In computer science and data structures, a graph is a non-linear data structure that consists of a collection of nodes (vertices) connected by edges. Graphs are widely used to represent relationships and connections between objects in various applications such as social networks, road networks, and computer networks. This article aims to provide a beginner-friendly explanation of the basic properties of a graph and how to implement them using C++.

Types of Graphs:

• Undirected Graph: In an undirected graph, edges have no direction. If there is an edge between vertices A and B, you can travel from A to B and from B to A.
• Directed Graph: In a directed graph, edges have a direction. If there is a directed edge from vertex A to vertex B, you can travel from A to B but not from B to A.
• Weighted Graph: In a weighted graph, edges have weights or costs associated with them. These weights represent the distance, cost, or any other value associated with the edge.

Graph Representation

Adjacency Matrix: An adjacency matrix is a 2D array that represents a graph. The value at the intersection of row i and column j represents whether there is an edge between vertex i and vertex j.

Example:

#include <iostream>

#define MAX_SIZE 100

using namespace std;

class Graph {

  int vertices;

  int adjacencyMatrix[MAX_SIZE][MAX_SIZE];

public:

  Graph(int V) {

    vertices = V;

    for (int i = 0; i < vertices; i++) {

      for (int j = 0; j < vertices; j++) {

        adjacencyMatrix[i][j] = 0;

      }

    }

  }

  void addEdge(int source, int destination) {

    adjacencyMatrix[source][destination] = 1;

    adjacencyMatrix[destination][source] = 1;

  }

  void display() {

    for (int i = 0; i < vertices; i++) {

      for (int j = 0; j < vertices; j++) {

        cout << adjacencyMatrix[i][j] << " ";

      }

      cout << endl;

    }

  }

};

int main() {

  Graph graph(4);

  graph.addEdge(0, 1);

  graph.addEdge(0, 2);

  graph.addEdge(1, 2);

  graph.addEdge(2, 3);

  graph.display();

  return 0;

}

Output:

0 1 1 0

1 0 1 0

1 1 0 1

0 0 1 0

Explanation:

• In the above example, we create an undirected graph with 4 vertices (0, 1, 2, 3) using an adjacency matrix.
• The 'addEdge' function is used to add edges between vertices.
• The 'display' function is used to print the adjacency matrix.

Graph Traversals

• Depth-First Search (DFS): DFS explores vertices and their edges as deeply as possible before backtracking. It uses a stack to remember the vertices.
• Breadth-First Search (BFS): BFS explores all the vertices of a particular depth level before moving on to the next level. It uses a queue to remember the vertices.

Connectivity in Graphs

Connected Graph: A connected graph is a graph in which there is a path between every pair of vertices.

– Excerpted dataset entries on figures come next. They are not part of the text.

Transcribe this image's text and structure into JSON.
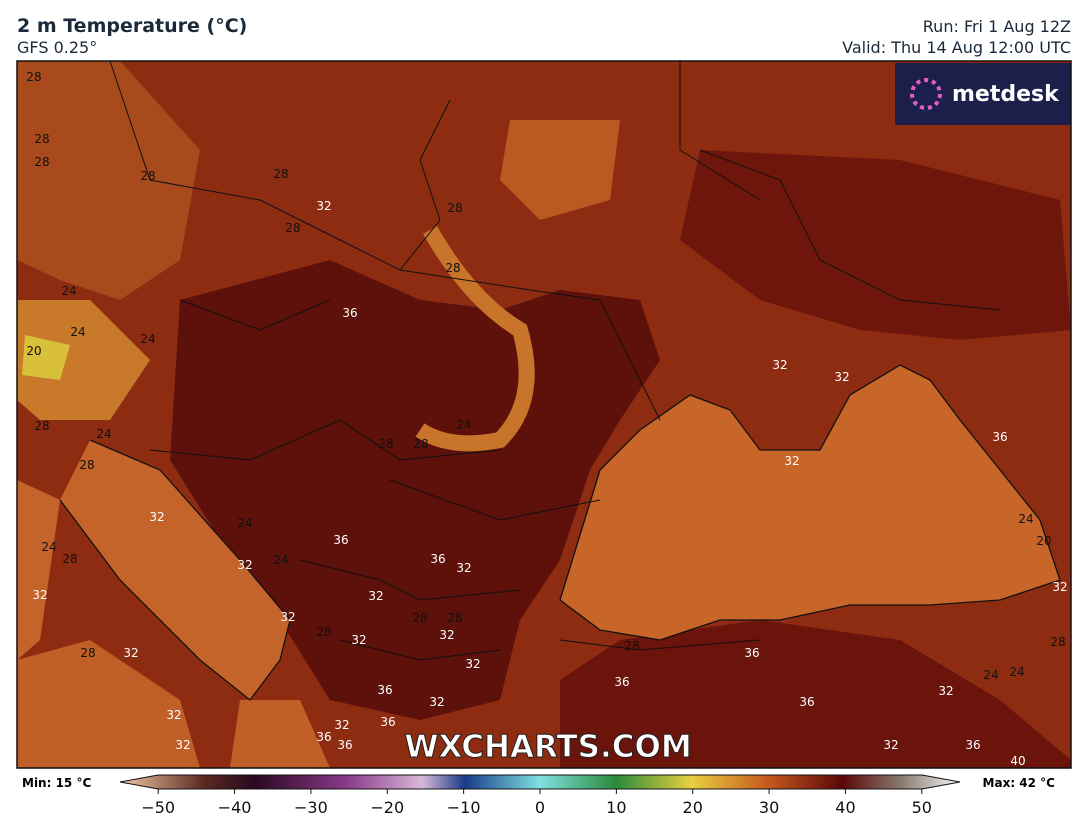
{
  "header": {
    "title": "2 m Temperature (°C)",
    "subtitle": "GFS 0.25°",
    "run": "Run: Fri 1 Aug 12Z",
    "valid": "Valid: Thu 14 Aug 12:00 UTC"
  },
  "logo": "metdesk",
  "watermark": "WXCHARTS.COM",
  "contour_labels": [
    28,
    28,
    28,
    28,
    28,
    32,
    28,
    28,
    28,
    24,
    24,
    24,
    36,
    20,
    28,
    24,
    28,
    28,
    28,
    24,
    32,
    32,
    36,
    32,
    32,
    24,
    36,
    24,
    28,
    24,
    32,
    36,
    32,
    32,
    32,
    32,
    28,
    28,
    28,
    32,
    32,
    24,
    20,
    32,
    28,
    28,
    36,
    32,
    28,
    32,
    36,
    36,
    32,
    24,
    24,
    32,
    36,
    32,
    36,
    32,
    36,
    36,
    32,
    32,
    36,
    40
  ],
  "colorbar": {
    "min_label": "Min: 15 °C",
    "max_label": "Max: 42 °C",
    "lim": [
      -55,
      55
    ],
    "ticks": [
      {
        "value": -50,
        "label": "−50"
      },
      {
        "value": -40,
        "label": "−40"
      },
      {
        "value": -30,
        "label": "−30"
      },
      {
        "value": -20,
        "label": "−20"
      },
      {
        "value": -10,
        "label": "−10"
      },
      0,
      10,
      20,
      30,
      40,
      50
    ]
  }
}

Disconnected Graph: A disconnected graph consists of two or more connected components, where a connected component is a subgraph in which there is a path between every pair of vertices.

Sample Problems

• Determine if a given undirected graph is connected.
• Find the shortest path between two vertices in a weighted graph.
• Find the number of connected components in a graph.

Now that you have a basic understanding of the properties of a graph, their representation, and common algorithms, you can further explore advanced concepts such as minimum spanning trees, topological sorting, and more.

Conclusion

In conclusion, understanding the basic properties of a graph is essential in the field of data structures and algorithms. Graphs allow us to represent relationships and connections between objects in a wide range of applications. In this article, we covered the types of graphs, graph representation using adjacency matrix, and basic graph algorithms such as DFS and BFS.